$107m sports hub plan to go before councillors
An ambitious concept plan for a $107 million sports hub in the southwest of Christchurch has been unveiled.
Under the city council-commissioned plan, the bulk of the Nga Puna Wai reserve, next to the Canterbury Agricultural Park, would house new facilities for athletics, hockey and tennis.
The concept plan proposes building the sports hub in four stages, starting with an outdoor athletics track at a cost of $7.8m.
In the second and third stages, facilities would be built for hockey and tennis respectively, and in the fourth and final stage a grandstand, indoor athletics track and warm-up track would be added.
The total price tag for the project is $107.4m, but the concept plan suggests that expenditure could be spread over 50 years.
Councillors will get their first look at the plan next week when they will be asked by staff to initiate a special consultative procedure for public feedback.
In a report prepared for that meeting, council recreation and sport development manager Simon Battrick said the concept of a sports hub at Nga Puna Wai was supported by most regional sporting bodies.
It was a "forward-looking and ambitious concept" made possible only because of the "dreadful effects" of the earthquakes.

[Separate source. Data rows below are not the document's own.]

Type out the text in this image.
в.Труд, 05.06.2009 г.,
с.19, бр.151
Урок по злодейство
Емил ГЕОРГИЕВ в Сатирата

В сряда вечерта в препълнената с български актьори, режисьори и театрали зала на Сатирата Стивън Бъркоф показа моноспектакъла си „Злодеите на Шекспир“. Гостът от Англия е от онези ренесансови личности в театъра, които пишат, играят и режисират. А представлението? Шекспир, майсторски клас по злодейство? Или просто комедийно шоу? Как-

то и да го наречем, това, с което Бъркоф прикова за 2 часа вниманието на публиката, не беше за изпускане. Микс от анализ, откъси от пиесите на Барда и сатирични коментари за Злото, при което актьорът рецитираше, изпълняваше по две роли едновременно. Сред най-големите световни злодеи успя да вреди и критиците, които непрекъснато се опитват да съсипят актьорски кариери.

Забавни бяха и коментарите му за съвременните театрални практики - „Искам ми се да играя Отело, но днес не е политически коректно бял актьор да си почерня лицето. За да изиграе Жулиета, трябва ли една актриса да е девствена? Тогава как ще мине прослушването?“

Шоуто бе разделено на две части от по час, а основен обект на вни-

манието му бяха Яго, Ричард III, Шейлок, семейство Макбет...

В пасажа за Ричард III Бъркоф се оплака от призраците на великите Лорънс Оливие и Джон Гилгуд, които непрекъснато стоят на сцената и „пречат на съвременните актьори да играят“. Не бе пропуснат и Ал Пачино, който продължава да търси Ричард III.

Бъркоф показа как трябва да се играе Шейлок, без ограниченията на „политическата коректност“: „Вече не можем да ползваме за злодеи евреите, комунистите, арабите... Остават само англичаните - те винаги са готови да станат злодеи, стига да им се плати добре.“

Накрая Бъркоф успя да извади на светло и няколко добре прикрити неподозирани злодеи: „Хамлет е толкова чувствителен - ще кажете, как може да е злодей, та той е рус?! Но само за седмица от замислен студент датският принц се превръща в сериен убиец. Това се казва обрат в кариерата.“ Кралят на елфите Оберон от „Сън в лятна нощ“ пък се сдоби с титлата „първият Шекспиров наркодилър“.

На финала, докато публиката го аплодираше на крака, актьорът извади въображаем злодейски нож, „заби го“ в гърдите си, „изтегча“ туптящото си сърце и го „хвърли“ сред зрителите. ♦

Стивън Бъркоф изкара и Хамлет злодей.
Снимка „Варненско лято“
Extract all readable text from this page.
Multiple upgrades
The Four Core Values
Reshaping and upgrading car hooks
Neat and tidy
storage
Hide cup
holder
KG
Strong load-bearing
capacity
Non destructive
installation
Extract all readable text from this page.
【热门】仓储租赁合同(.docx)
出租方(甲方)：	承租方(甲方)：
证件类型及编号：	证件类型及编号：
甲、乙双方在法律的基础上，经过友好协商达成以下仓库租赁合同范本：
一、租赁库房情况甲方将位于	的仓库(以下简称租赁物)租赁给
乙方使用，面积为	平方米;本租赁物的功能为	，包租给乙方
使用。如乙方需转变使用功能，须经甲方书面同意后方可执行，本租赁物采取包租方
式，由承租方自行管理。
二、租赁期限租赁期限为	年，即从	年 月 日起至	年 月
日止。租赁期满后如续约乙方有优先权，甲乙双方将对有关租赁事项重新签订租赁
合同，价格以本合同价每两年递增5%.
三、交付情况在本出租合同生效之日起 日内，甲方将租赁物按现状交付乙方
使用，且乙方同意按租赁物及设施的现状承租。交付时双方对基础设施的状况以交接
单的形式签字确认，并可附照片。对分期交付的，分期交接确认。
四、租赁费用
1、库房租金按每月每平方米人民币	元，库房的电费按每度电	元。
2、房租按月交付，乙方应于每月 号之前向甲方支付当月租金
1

Other sites had been considered, but Nga Puna Wai was the preferred option because it provided more than 30 hectares of useable space within 6km of the central city and was already owned by the council.
The Canterbury A&P Association, though, was strongly opposed to development because of the implications for its own operations, and Athletics Canterbury also had reservations.
It supported the sports hub concept but was concerned it would delay the construction of a replacement athletics track. It was frustrated with the process and just wanted a single athletics track built as soon as possible, Battrick said. That option was not favoured by council officers or the majority of the sporting community, who saw an athletics track as a core component of a sports hub.
Commenting on the financial implications of the proposal, Battrick said the council had $6.7m on its books for a new athletics track to replace the one lost with the demolition of QEII. It also had $3m in insurance proceeds for other facilities it lost at QEII and Porritt Park, but to get that full amount it would need to replace like with like.
"At least two regional sporting organisations have financial proceeds from the insurance of their damaged facilities.
"They have offered to financially contribute to the cost of establishing components of a sporting hub on Nga Puna Wai should the council wish to proceed in a manner that meets their needs," Battrick said.
Other sporting bodies had also offered to help with fundraising and there was "no automatic expectation at this time" that the council would contribute to any capital or operational costs.